Though it was lucky for me to be separated just for 4 months because some of my friend have no chance to meet their couple for half year and above. That's kinda torture . I pray that this 4 months pass smoothly without hard obstacle . AMEN. For his study too hope he success for the first semester and got flying colour during his final test. 


Anyway , this is all for today. Quite sleepy & balnk to write more so keep on reading to what would be shared tomorrow

P.S: Mr. J , I damnly missing you so much . Take Care well !


sincerely,
Sophie

Saturday, July 7, 2012

1st day - He Left


hey people ..how's life? I missed u guys so much .. U know I have been too lazy to blog since I started to work due to "NO TIME" excuses. actually I miss blogging . So, I'm back to blog :) I'm back here just to release a bit of my thought.
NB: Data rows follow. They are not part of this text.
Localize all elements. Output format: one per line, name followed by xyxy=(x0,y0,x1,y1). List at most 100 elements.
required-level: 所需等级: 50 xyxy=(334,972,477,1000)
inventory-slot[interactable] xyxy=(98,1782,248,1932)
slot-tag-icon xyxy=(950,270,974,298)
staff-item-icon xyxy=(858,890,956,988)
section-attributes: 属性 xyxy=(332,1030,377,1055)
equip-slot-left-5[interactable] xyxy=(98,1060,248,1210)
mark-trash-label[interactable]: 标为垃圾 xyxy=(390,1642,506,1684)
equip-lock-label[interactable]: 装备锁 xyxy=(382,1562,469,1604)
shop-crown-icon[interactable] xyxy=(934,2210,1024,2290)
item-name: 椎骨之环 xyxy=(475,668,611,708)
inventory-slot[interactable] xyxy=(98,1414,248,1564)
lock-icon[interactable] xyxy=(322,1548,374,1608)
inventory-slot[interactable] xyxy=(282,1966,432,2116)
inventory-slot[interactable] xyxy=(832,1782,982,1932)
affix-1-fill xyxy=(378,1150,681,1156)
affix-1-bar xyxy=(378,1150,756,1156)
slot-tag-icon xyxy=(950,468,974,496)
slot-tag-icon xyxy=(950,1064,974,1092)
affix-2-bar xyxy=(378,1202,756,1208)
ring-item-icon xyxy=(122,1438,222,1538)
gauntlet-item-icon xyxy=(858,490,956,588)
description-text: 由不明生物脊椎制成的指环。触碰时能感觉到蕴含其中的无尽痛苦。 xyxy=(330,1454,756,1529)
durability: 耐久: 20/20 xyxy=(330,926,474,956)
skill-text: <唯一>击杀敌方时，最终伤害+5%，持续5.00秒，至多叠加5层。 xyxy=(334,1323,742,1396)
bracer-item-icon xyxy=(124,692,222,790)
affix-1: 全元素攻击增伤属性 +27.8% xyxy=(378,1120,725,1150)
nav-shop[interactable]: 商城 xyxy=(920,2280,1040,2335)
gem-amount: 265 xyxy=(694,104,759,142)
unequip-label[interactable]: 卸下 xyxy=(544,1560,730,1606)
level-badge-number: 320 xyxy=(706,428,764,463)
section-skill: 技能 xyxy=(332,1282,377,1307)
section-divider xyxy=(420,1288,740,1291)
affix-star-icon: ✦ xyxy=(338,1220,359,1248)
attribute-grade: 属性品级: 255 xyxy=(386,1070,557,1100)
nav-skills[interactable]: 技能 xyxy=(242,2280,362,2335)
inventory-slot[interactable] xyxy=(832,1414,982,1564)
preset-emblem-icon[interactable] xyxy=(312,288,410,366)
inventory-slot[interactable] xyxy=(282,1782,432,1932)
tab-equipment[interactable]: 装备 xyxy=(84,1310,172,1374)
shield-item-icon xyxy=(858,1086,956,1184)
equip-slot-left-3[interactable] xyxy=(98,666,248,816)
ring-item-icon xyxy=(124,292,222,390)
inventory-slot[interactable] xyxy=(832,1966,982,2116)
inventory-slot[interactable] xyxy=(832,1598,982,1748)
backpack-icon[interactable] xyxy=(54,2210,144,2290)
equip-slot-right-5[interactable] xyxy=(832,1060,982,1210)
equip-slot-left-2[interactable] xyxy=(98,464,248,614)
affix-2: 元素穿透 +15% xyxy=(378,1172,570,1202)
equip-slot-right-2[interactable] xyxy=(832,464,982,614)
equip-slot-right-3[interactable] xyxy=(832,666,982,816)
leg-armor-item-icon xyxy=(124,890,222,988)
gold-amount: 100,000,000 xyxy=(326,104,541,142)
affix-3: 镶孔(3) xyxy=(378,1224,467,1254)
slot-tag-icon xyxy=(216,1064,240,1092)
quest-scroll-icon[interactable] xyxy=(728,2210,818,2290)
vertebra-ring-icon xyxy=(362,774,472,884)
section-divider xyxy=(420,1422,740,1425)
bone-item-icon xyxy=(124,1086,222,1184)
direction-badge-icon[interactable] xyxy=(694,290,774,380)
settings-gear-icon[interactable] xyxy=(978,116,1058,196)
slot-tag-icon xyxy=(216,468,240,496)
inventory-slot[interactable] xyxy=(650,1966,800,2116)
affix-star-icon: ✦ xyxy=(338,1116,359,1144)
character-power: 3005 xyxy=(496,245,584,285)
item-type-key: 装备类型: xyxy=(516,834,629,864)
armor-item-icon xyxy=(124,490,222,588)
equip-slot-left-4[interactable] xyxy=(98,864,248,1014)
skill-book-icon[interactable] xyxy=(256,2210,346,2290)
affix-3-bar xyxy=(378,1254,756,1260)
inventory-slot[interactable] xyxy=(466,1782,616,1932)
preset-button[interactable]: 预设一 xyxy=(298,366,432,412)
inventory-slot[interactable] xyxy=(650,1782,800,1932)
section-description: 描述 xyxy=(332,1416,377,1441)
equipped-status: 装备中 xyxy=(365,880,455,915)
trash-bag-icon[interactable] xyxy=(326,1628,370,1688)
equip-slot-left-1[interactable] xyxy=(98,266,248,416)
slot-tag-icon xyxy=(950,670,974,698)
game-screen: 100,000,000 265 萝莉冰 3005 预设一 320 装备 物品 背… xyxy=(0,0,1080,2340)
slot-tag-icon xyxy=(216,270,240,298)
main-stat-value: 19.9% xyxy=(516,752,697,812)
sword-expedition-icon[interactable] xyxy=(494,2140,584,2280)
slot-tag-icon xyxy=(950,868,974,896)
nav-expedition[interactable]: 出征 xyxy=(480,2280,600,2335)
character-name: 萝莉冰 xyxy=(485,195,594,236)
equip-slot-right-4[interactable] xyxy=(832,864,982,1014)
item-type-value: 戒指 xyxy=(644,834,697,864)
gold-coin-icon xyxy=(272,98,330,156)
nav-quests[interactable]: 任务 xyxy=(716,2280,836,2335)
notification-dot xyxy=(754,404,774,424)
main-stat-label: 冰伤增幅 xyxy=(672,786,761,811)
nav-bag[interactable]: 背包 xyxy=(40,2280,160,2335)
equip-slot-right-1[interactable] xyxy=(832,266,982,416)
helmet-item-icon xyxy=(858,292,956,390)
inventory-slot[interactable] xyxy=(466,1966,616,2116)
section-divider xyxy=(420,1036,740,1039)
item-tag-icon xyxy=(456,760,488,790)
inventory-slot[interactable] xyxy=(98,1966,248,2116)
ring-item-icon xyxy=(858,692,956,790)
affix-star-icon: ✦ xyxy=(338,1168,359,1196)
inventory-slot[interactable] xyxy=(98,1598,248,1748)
      Today around 10 am I'm officially step into a far distance relationship. No, I'm still with the same sweet darling it's just he went for further study . From the second I knew he left n been traveling , how empty am I in the inside but I brave myself. Even Ipoh was far from Johor but I wonder why I still feel he is just around not far from me. Maybe it's my heart trying to persuade myself to make me feel better ~ I don't know ... however it helps a bit
U know I really do salute to those who undergoes far distance relationship knowing the hurt to miss and wait for the day to meet again . Even a day haven't past but I already feel the different. Its just 4 month , I keep reminding myself . Just 4 month .I will be going there on December that explains.
     From the journey start his text doesn't end till he is too tired and fall asleep tonight. Tired ,yes long journey of 7-8 hours are deathly tired . I smiled the whole day knowing that he arrived safely. He was so excited along the journey telling me what happen n what he saw , I felt his excitement . Of course I feel happy for him too...Just know something suddenly flash into my mind. He managed to wait for me to end my PLKN which takes 2 month and a half... with alots of obstacles . I guess for me 4 months are just too much !! How can the period of time be double for me ?! this is no fair....

    I smile too much today that suddenly teardrops rolled down my cheek during work off time. No I ain't crying ,I promise to be good so I won't cry. BIE, I REALLY MISS U ...really do miss u so much .

The song [ Jangan nakal & Tinggal kenangan]  from the shopping mall that plays with the weather are all wet today really seem understand my mood for this whole day.